Hall recently partnered with Avast, a digital security and privacy service known for its free antivirus software and other programs, to share her Linzer torte cookie recipe as part of a campaign about Internet cookies and online safety. You can watch her bake the cookies from start to finish on the Avast website, where she also provides tips with Avast on how to stay safe online, especially during the holiday season.

Carla Hall with baked Linzer cookies
Peter Taylor

Get the recipe: Cranberry-Ginger Linzer Torte Cookies

Make-Ahead Desserts

To help take the hassle out of the holiday meal, Hall offers this advice: "Understand what you can make ahead of time."

The chef considers her Linzer torte cookies one of her favorite make-ahead desserts. You can freeze the dough, cut out the cookies and freeze them without the jam, or freeze the finished cookies and dust them with a little more powdered sugar once they thaw. "They're just as good right out of the freezer," she says. Pie crust holds up well in the freezer too, she adds.

You can also make frosting ahead of time, storing it in the refrigerator or freezer depending on how far in advance you work. "You want to have it slowly come back up to room temperature and then you whip it again," Hall says.

Last-Minute Desserts

Finally, if you wait till the day before a holiday to even think about dessert, you can still pull through. Hall shared two smart, simple dessert ideas for last-minute cooks, and how to make them special occasion worthy.
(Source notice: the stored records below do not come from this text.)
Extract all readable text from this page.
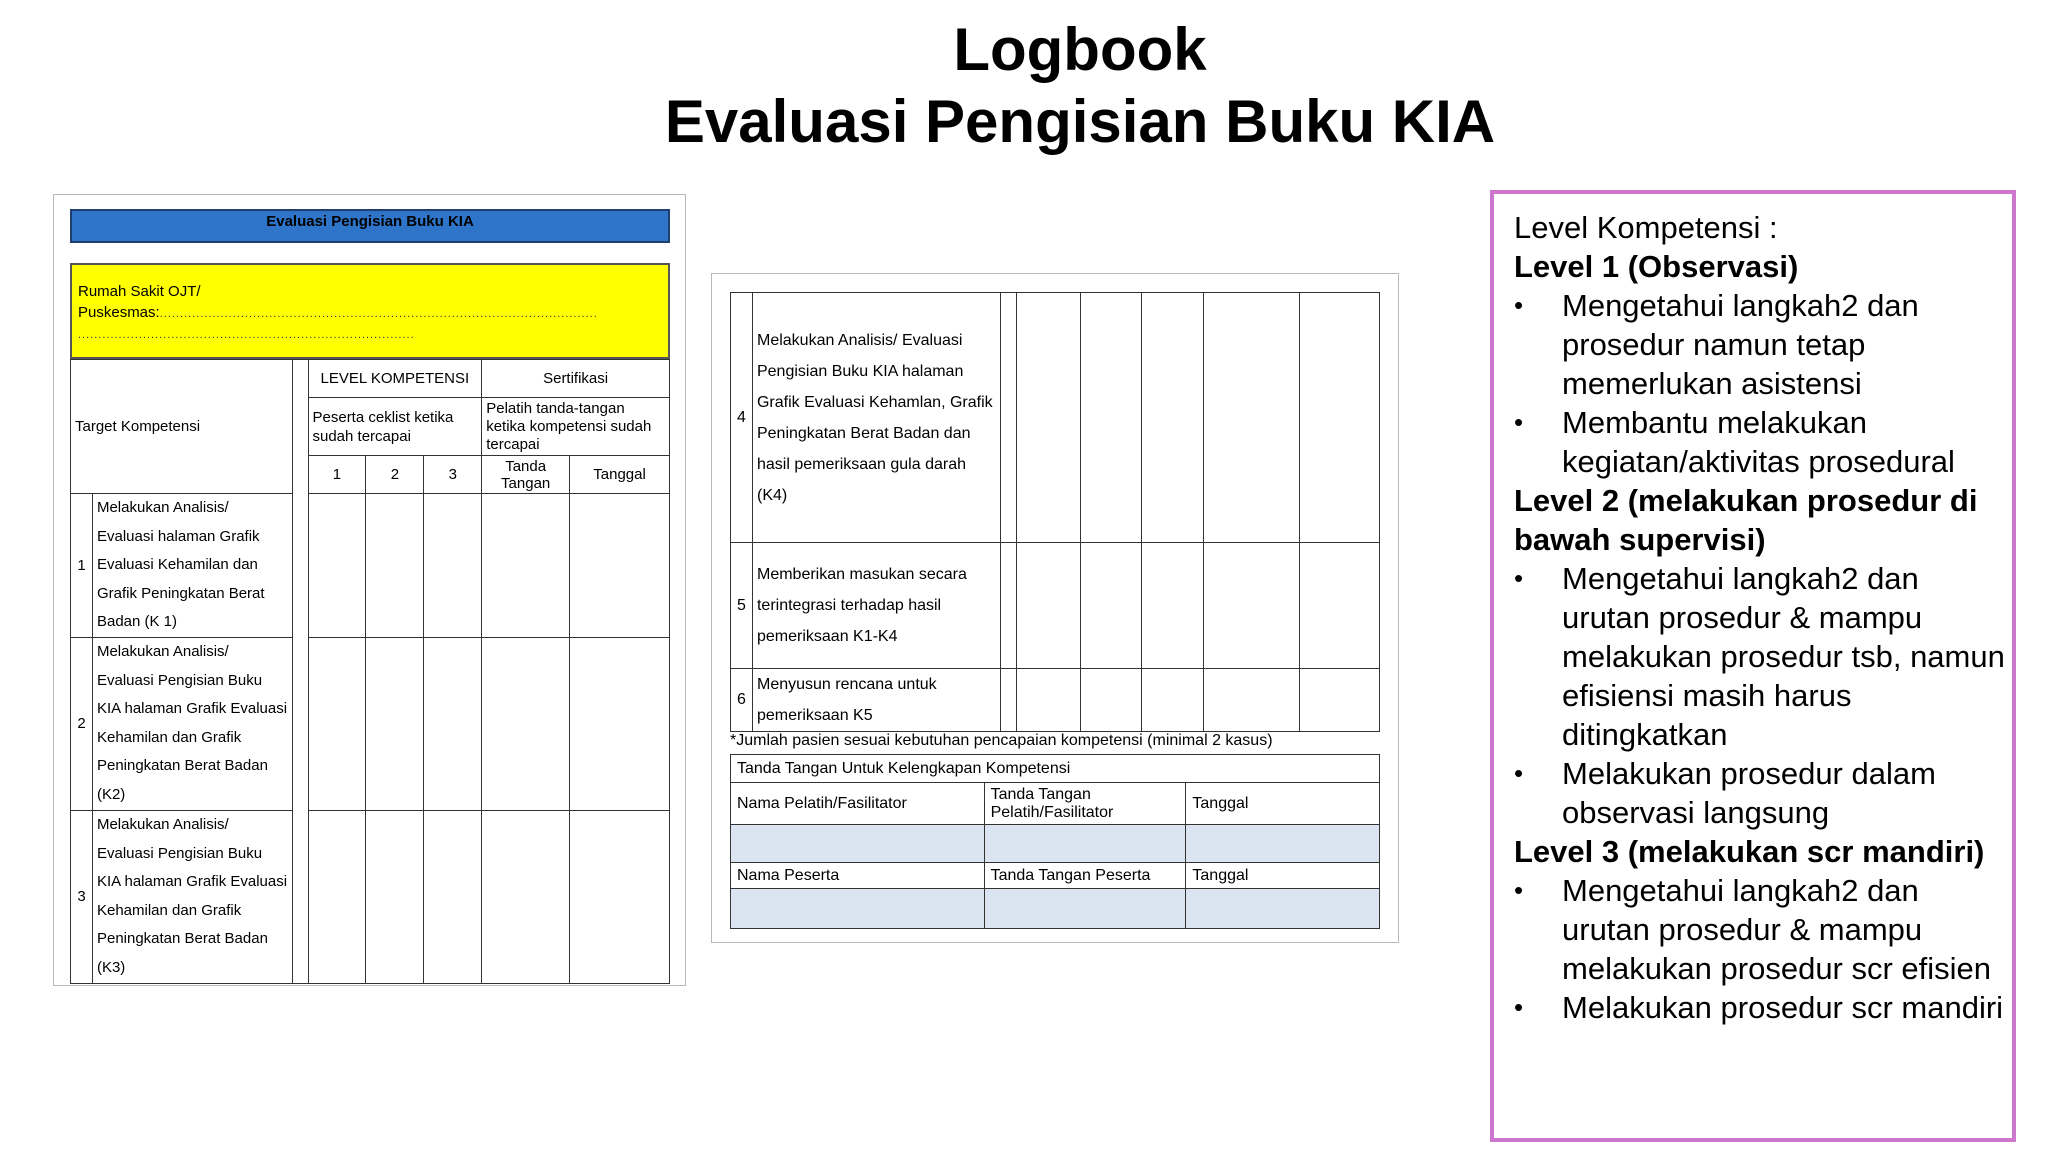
Logbook
Evaluasi Pengisian Buku KIA
Evaluasi Pengisian Buku KIA
Rumah Sakit OJT/
Puskesmas:............................................................................................................
...................................................................................
Target Kompetensi			LEVEL KOMPETENSI			Sertifikasi	
			Peserta ceklist ketika sudah tercapai			Pelatih tanda-tangan ketika kompetensi sudah tercapai	
			1	2	3	Tanda Tangan	Tanggal
1	Melakukan Analisis/ Evaluasi halaman Grafik Evaluasi Kehamilan dan Grafik Peningkatan Berat Badan (K 1)						
2	Melakukan Analisis/ Evaluasi Pengisian Buku KIA halaman Grafik Evaluasi Kehamilan dan Grafik Peningkatan Berat Badan (K2)						
3	Melakukan Analisis/ Evaluasi Pengisian Buku KIA halaman Grafik Evaluasi Kehamilan dan Grafik Peningkatan Berat Badan (K3)						
4	Melakukan Analisis/ Evaluasi Pengisian Buku KIA halaman Grafik Evaluasi Kehamlan, Grafik Peningkatan Berat Badan dan hasil pemeriksaan gula darah (K4)						
5	Memberikan masukan secara terintegrasi terhadap hasil pemeriksaan K1-K4						
6	Menyusun rencana untuk pemeriksaan K5						
*Jumlah pasien sesuai kebutuhan pencapaian kompetensi (minimal 2 kasus)
Tanda Tangan Untuk Kelengkapan Kompetensi		
Nama Pelatih/Fasilitator	Tanda Tangan Pelatih/Fasilitator	Tanggal

Nama Peserta	Tanda Tangan Peserta	Tanggal

Level Kompetensi :
Level 1 (Observasi)
• Mengetahui langkah2 dan prosedur namun tetap memerlukan asistensi
• Membantu melakukan kegiatan/aktivitas prosedural
Level 2 (melakukan prosedur di bawah supervisi)
• Mengetahui langkah2 dan urutan prosedur & mampu melakukan prosedur tsb, namun efisiensi masih harus ditingkatkan
• Melakukan prosedur dalam observasi langsung
Level 3 (melakukan scr mandiri)
• Mengetahui langkah2 dan urutan prosedur & mampu melakukan prosedur scr efisien
• Melakukan prosedur scr mandiri
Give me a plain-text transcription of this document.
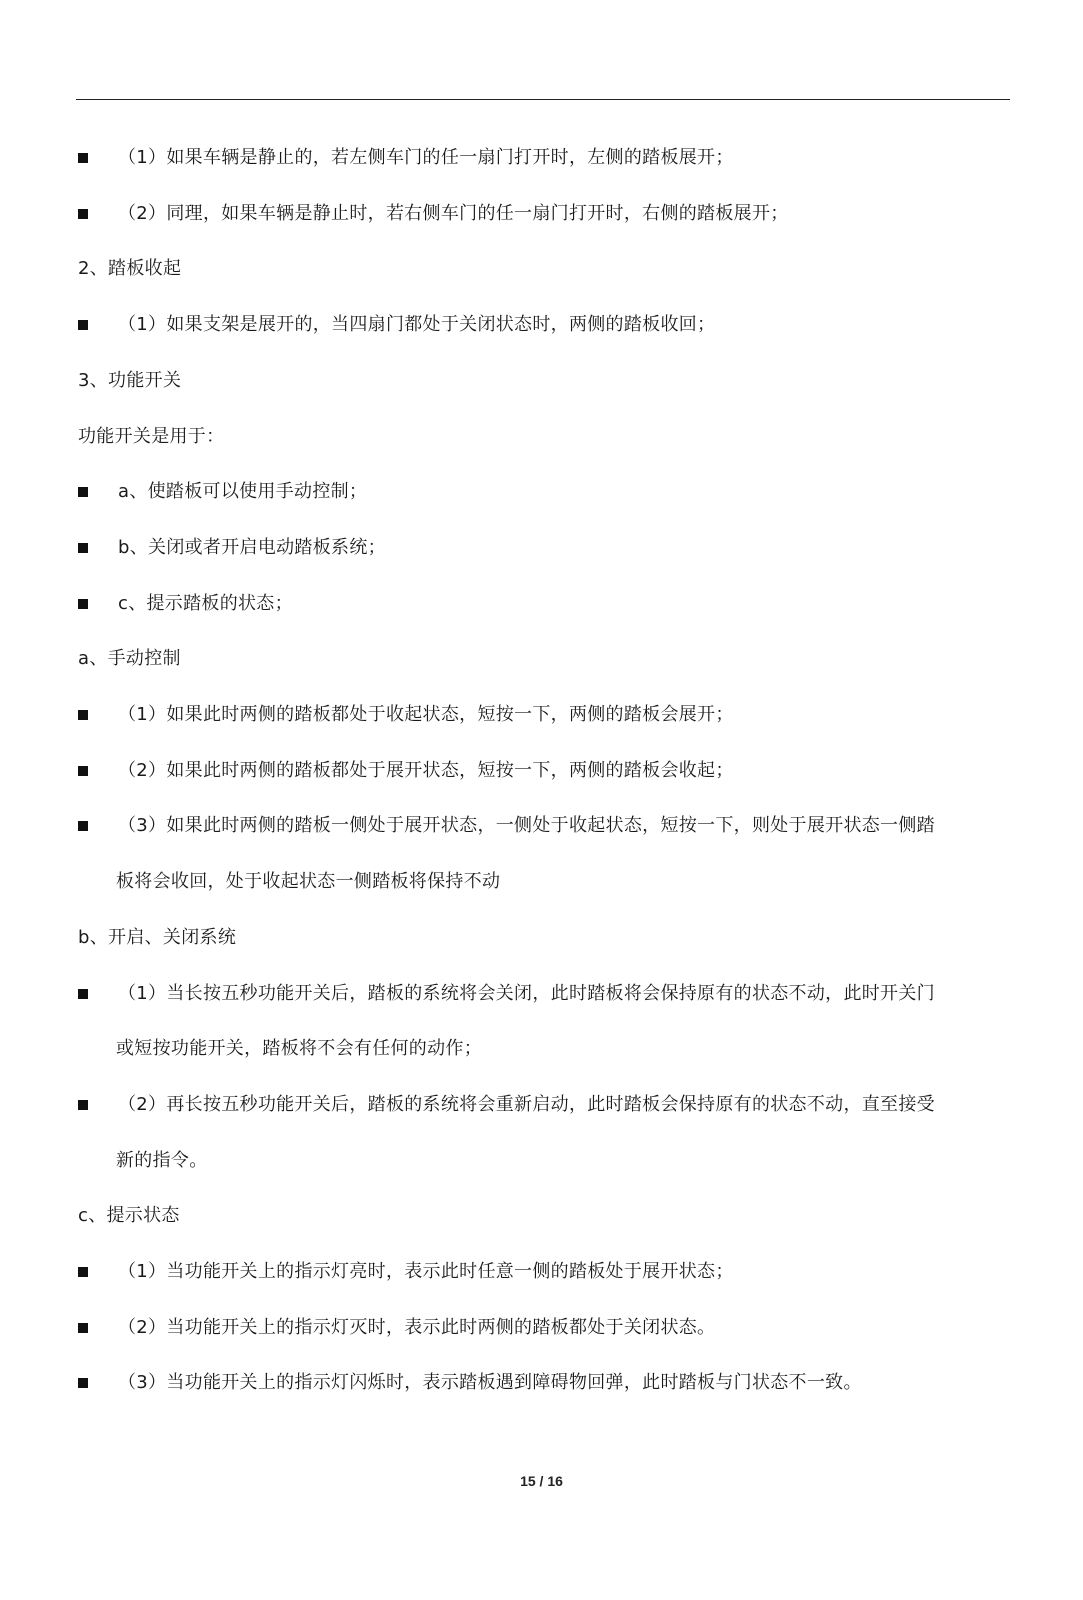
（1）如果车辆是静止的，若左侧车门的任一扇门打开时，左侧的踏板展开；
（2）同理，如果车辆是静止时，若右侧车门的任一扇门打开时，右侧的踏板展开；
2、踏板收起
（1）如果支架是展开的，当四扇门都处于关闭状态时，两侧的踏板收回；
3、功能开关
功能开关是用于：
a、使踏板可以使用手动控制；
b、关闭或者开启电动踏板系统；
c、提示踏板的状态；
a、手动控制
（1）如果此时两侧的踏板都处于收起状态，短按一下，两侧的踏板会展开；
（2）如果此时两侧的踏板都处于展开状态，短按一下，两侧的踏板会收起；
（3）如果此时两侧的踏板一侧处于展开状态，一侧处于收起状态，短按一下，则处于展开状态一侧踏
板将会收回，处于收起状态一侧踏板将保持不动
b、开启、关闭系统
（1）当长按五秒功能开关后，踏板的系统将会关闭，此时踏板将会保持原有的状态不动，此时开关门
或短按功能开关，踏板将不会有任何的动作；
（2）再长按五秒功能开关后，踏板的系统将会重新启动，此时踏板会保持原有的状态不动，直至接受
新的指令。
c、提示状态
（1）当功能开关上的指示灯亮时，表示此时任意一侧的踏板处于展开状态；
（2）当功能开关上的指示灯灭时，表示此时两侧的踏板都处于关闭状态。
（3）当功能开关上的指示灯闪烁时，表示踏板遇到障碍物回弹，此时踏板与门状态不一致。
15 / 16
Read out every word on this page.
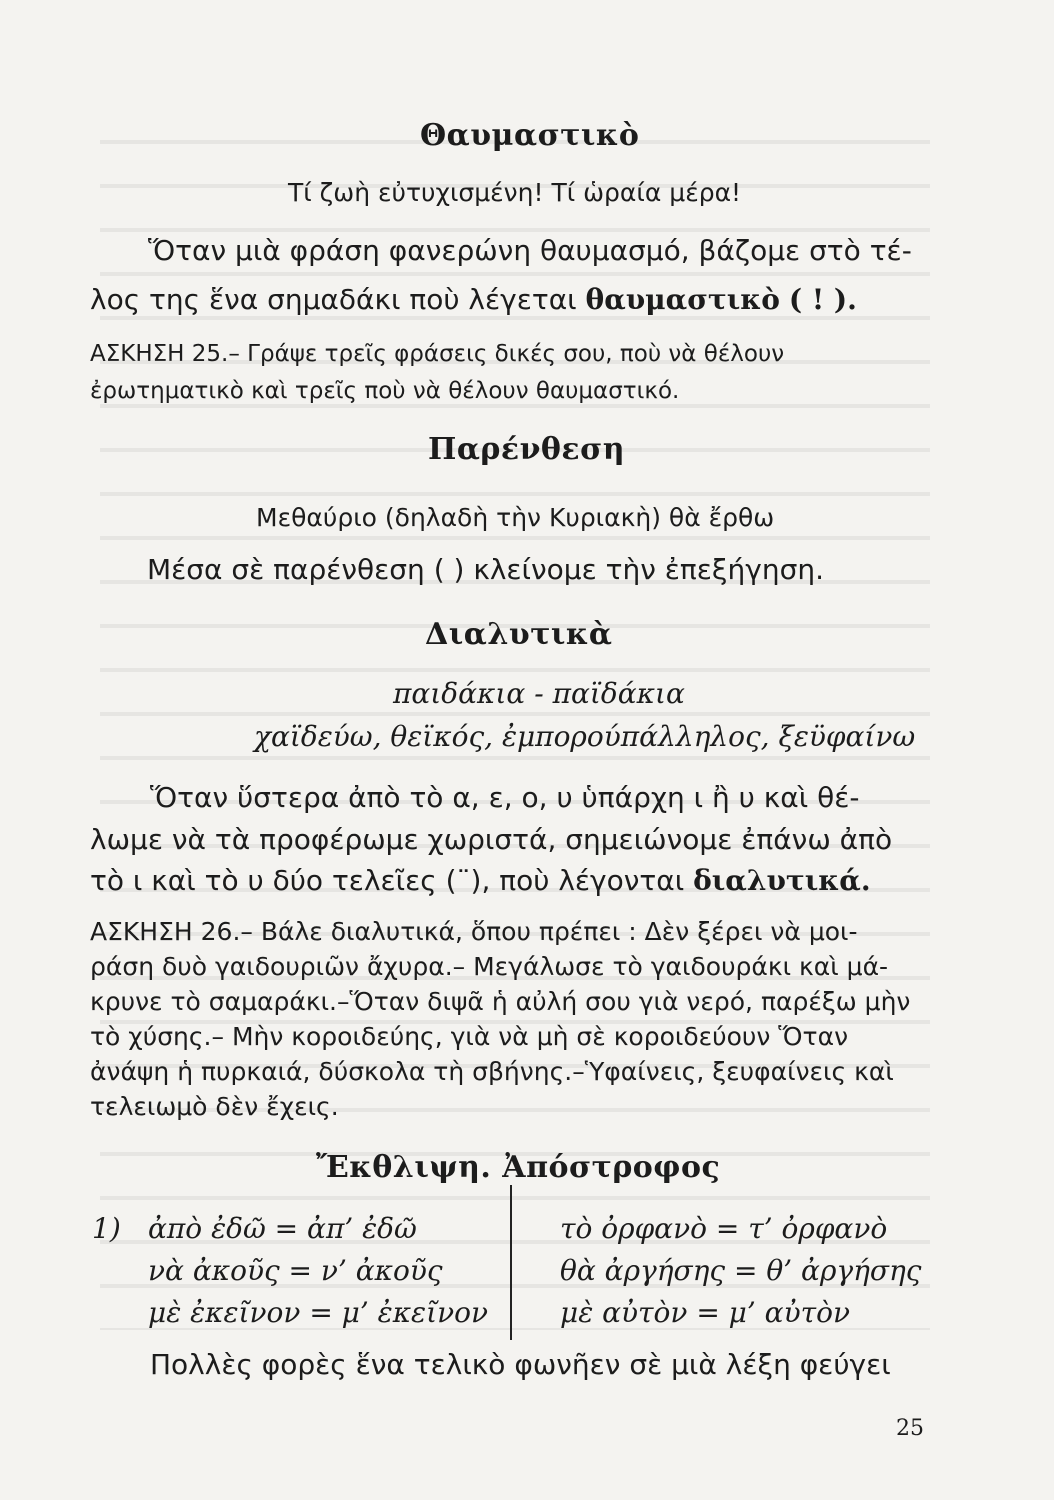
Θαυμαστικὸ
Τί ζωὴ εὐτυχισμένη! Τί ὡραία μέρα!
Ὅταν μιὰ φράση φανερώνη θαυμασμό, βάζομε στὸ τέ-
λος της ἕνα σημαδάκι ποὺ λέγεται θαυμαστικὸ ( ! ).
ΑΣΚΗΣΗ 25.– Γράψε τρεῖς φράσεις δικές σου, ποὺ νὰ θέλουν
ἐρωτηματικὸ καὶ τρεῖς ποὺ νὰ θέλουν θαυμαστικό.
Παρένθεση
Μεθαύριο (δηλαδὴ τὴν Κυριακὴ) θὰ ἔρθω
Μέσα σὲ παρένθεση ( ) κλείνομε τὴν ἐπεξήγηση.
Διαλυτικὰ
παιδάκια - παϊδάκια
χαϊδεύω, θεϊκός, ἐμπορούπάλληλος, ξεϋφαίνω
Ὅταν ὕστερα ἀπὸ τὸ α, ε, ο, υ ὑπάρχη ι ἢ υ καὶ θέ-
λωμε νὰ τὰ προφέρωμε χωριστά, σημειώνομε ἐπάνω ἀπὸ
τὸ ι καὶ τὸ υ δύο τελεῖες (¨), ποὺ λέγονται διαλυτικά.
ΑΣΚΗΣΗ 26.– Βάλε διαλυτικά, ὅπου πρέπει : Δὲν ξέρει νὰ μοι-
ράση δυὸ γαιδουριῶν ἄχυρα.– Μεγάλωσε τὸ γαιδουράκι καὶ μά-
κρυνε τὸ σαμαράκι.–Ὅταν διψᾶ ἡ αὐλή σου γιὰ νερό, παρέξω μὴν
τὸ χύσης.– Μὴν κοροιδεύης, γιὰ νὰ μὴ σὲ κοροιδεύουν Ὅταν
ἀνάψη ἡ πυρκαιά, δύσκολα τὴ σβήνης.–Ὑφαίνεις, ξευφαίνεις καὶ
τελειωμὸ δὲν ἔχεις.
Ἔκθλιψη. Ἀπόστροφος
1) ἀπὸ ἐδῶ = ἀπ’ ἐδῶ
νὰ ἀκοῦς = ν’ ἀκοῦς
μὲ ἐκεῖνον = μ’ ἐκεῖνον
τὸ ὀρφανὸ = τ’ ὀρφανὸ
θὰ ἀργήσης = θ’ ἀργήσης
μὲ αὐτὸν = μ’ αὐτὸν
Πολλὲς φορὲς ἕνα τελικὸ φωνῆεν σὲ μιὰ λέξη φεύγει
25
First up: an icebox cake. "You don't have to make anything from scratch, but you do have to make it the day before," Hall said. She suggests layering thin ginger shortbread with lemon cream, which you can make by folding store-bought lemon curd into whipped cream," Hall said. You can even use lemon pudding. "As a surprise, use some cranberry jam or something that's really tart in the very center as you're building it," she says.

For a true last-minute dessert: a mousse. Adding jam to a mousse recipe can jazz it up. You can run the jam through a food processor and strain it to get it smooth, Hall said. Then, fold the jam into whipped cream. "If you want to stabilize your whipped cream, you can do sour cream and whipped cream," she said. For an easy presentation, scoop the mixture into parfait glasses and top each with a small cookie. If you make chocolate mousse, Hall recommends topping it with crushed-up candy canes and small bits of chocolate.